Les chercheurs ont souligné que les deux stratégies nécessiteraient une gestion active, impliquant des ressources publiques, ainsi que des espaces supplémentaires dans les écoles et autres installations publiques ; elles induiraient également des réductions de leurs heures d’ouverture et de la capacité clients des entreprises. Les chercheurs reconnaissent également que les conditions du monde réel peuvent parfois être éloignées des conditions utilisées dans la modélisation informatique.

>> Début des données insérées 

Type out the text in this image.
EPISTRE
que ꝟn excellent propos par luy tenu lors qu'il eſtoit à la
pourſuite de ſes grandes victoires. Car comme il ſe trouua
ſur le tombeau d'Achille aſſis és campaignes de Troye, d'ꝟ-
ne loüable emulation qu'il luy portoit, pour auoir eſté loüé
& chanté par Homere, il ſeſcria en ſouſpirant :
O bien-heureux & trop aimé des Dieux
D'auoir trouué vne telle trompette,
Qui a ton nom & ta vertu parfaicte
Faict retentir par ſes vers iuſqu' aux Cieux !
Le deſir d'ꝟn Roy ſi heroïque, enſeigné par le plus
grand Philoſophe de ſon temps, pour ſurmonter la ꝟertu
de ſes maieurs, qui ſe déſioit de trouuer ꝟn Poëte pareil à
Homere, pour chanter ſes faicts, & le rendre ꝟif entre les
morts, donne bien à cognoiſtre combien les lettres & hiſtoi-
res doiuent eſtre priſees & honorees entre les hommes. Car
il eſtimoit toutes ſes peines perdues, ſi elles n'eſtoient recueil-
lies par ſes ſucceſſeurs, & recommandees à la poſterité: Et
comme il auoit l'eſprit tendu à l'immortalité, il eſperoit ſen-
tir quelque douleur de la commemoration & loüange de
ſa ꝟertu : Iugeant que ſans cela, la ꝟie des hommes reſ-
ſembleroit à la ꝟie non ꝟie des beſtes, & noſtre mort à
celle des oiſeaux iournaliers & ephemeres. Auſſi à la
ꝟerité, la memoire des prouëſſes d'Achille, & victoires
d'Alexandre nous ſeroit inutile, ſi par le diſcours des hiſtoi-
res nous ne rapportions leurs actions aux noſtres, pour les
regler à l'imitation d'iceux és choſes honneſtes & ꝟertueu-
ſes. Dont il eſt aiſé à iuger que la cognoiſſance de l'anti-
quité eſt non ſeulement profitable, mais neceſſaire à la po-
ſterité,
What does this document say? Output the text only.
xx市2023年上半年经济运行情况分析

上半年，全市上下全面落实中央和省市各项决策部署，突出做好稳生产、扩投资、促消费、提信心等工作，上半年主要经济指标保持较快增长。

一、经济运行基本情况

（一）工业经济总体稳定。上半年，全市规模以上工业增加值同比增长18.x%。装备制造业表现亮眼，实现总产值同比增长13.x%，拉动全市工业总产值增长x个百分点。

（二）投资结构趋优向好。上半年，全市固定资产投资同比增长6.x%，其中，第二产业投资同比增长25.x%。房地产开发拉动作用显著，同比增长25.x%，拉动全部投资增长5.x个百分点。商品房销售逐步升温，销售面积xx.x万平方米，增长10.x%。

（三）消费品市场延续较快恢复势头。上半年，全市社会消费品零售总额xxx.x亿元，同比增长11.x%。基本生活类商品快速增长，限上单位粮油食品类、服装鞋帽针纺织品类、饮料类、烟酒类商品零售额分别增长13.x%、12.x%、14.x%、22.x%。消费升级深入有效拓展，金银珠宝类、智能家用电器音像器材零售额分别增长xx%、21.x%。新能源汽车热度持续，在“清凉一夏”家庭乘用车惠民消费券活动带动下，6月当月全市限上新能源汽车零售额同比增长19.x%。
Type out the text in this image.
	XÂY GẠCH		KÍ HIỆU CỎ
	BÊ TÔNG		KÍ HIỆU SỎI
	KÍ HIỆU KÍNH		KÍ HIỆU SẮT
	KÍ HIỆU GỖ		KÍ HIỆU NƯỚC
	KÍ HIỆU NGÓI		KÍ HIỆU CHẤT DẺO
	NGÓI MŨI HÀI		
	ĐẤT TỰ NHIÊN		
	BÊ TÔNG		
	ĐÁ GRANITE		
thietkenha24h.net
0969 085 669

« L’acceptation de ces approches par le public est l’une des considérations essentielles pour la mise en œuvre de l’une ou l’autre de ces stratégies d’intervention », a déclaré Nishi, « et les gens dans le monde réel peuvent ne pas être toujours cohérents ou rationnels ». Cependant, Nishi a déclaré que les communautés et les sociétés avaient démontré leur capacité à changer leur comportement en réponse aux crises précédentes, telles que la guerre, les catastrophes naturelles, les famines ou les crises économiques, et « historiquement, les américains et les habitants d’autres pays ont accepté de telles stratégies, qui restreignent les libertés individuelles face à une crise économique ou sociale, pour le bien commun ».

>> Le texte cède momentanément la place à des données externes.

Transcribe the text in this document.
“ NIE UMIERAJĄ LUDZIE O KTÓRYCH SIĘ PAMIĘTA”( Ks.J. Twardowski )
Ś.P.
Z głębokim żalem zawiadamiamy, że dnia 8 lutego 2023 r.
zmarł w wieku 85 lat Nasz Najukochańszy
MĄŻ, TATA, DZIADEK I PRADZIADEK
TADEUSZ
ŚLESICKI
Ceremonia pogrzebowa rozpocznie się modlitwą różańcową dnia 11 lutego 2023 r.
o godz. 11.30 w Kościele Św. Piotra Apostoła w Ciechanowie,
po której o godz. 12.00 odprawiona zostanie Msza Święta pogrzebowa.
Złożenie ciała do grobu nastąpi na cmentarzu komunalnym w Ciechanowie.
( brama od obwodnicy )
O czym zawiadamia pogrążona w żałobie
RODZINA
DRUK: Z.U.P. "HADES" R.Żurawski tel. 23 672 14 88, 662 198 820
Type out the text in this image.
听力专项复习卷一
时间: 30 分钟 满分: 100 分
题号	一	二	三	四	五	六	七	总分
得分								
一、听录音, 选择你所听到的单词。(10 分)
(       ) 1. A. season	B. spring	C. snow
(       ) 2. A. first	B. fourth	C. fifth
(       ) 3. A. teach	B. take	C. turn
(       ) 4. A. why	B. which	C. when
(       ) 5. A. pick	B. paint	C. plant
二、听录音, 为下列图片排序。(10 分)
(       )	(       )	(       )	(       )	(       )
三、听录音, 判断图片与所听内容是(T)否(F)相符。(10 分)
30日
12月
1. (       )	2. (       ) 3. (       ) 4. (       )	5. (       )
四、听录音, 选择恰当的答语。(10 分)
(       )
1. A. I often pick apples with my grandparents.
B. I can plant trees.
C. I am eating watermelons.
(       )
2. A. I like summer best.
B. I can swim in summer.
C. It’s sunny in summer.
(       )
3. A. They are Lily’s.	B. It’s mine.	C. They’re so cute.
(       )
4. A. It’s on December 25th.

De plus, d’après les auteurs, les stratégies étudiées seraient émotionnellement éprouvantes car elles obligent les individus à modifier radicalement leur routine quotidienne. Cependant, l’acceptabilité pour ces stratégies de division ou de répartition pourrait être supérieure à celle des confinements stricts, car elles n’interdisent pas complètement de visiter des types spécifiques d’entreprises ou d’utiliser certains services, au contraire du confinement.

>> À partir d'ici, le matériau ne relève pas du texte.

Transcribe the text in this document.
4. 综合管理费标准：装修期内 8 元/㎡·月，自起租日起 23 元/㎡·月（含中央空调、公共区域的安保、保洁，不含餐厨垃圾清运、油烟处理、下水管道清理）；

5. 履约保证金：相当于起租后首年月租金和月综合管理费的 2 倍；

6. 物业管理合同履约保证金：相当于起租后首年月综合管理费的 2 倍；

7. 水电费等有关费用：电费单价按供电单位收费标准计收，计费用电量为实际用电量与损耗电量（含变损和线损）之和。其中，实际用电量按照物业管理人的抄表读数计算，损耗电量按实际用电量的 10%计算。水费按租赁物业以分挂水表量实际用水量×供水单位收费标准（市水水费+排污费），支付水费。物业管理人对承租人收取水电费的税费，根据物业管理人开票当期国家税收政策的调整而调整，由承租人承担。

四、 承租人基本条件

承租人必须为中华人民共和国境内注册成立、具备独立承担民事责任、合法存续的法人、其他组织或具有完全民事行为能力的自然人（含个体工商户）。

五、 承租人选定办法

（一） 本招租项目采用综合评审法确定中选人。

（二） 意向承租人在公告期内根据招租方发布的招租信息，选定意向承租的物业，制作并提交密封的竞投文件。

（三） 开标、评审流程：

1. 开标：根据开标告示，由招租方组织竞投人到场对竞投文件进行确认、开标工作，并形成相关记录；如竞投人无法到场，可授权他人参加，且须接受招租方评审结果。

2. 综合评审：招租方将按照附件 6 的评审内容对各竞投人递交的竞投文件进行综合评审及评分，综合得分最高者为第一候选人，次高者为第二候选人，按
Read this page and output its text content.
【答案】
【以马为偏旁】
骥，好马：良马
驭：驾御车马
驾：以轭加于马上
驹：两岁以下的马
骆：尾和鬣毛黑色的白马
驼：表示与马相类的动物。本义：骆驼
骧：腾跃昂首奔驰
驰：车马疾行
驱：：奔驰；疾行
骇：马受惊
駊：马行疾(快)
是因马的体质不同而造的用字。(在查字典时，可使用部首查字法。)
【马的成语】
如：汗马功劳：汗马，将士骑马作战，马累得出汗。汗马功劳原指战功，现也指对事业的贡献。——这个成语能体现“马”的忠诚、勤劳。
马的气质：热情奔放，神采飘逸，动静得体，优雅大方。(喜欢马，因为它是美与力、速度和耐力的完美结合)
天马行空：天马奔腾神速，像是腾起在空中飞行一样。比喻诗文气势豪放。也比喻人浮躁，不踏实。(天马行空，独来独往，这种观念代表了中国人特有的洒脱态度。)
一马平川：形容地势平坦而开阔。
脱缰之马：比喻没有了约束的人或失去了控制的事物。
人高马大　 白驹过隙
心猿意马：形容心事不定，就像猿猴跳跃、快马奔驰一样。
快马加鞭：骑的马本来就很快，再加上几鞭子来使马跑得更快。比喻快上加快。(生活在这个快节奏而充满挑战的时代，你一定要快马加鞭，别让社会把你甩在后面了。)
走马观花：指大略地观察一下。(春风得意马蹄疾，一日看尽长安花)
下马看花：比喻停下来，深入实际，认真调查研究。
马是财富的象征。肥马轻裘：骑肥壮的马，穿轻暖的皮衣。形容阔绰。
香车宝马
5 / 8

Malgré les difficultés de mise en œuvre soulignées par les chercheurs eux-mêmes, ces travaux peuvent donner des pistes de réflexion aux autorités nationales en charge de la réponse à la pandémie afin de contrôler la dissémination du virus tout en évitant un confinement complet de la population et minimiser ainsi les conséquences économiques.
Notes :
[1} Ces travaux de recherche ont été soutenus par une subvention de la UCLA Fielding School of Public Health High-Impact Data Initiative, et par la Nakajima Foundation, l’Institut Alan Turing, le National Institute on Drug Abuse, le National Institute of Mental Health, le National Institute of Allergy and Infectious Diseases, le National Center for Complementary and Alternative Medicine, et la Science Foundation Ireland.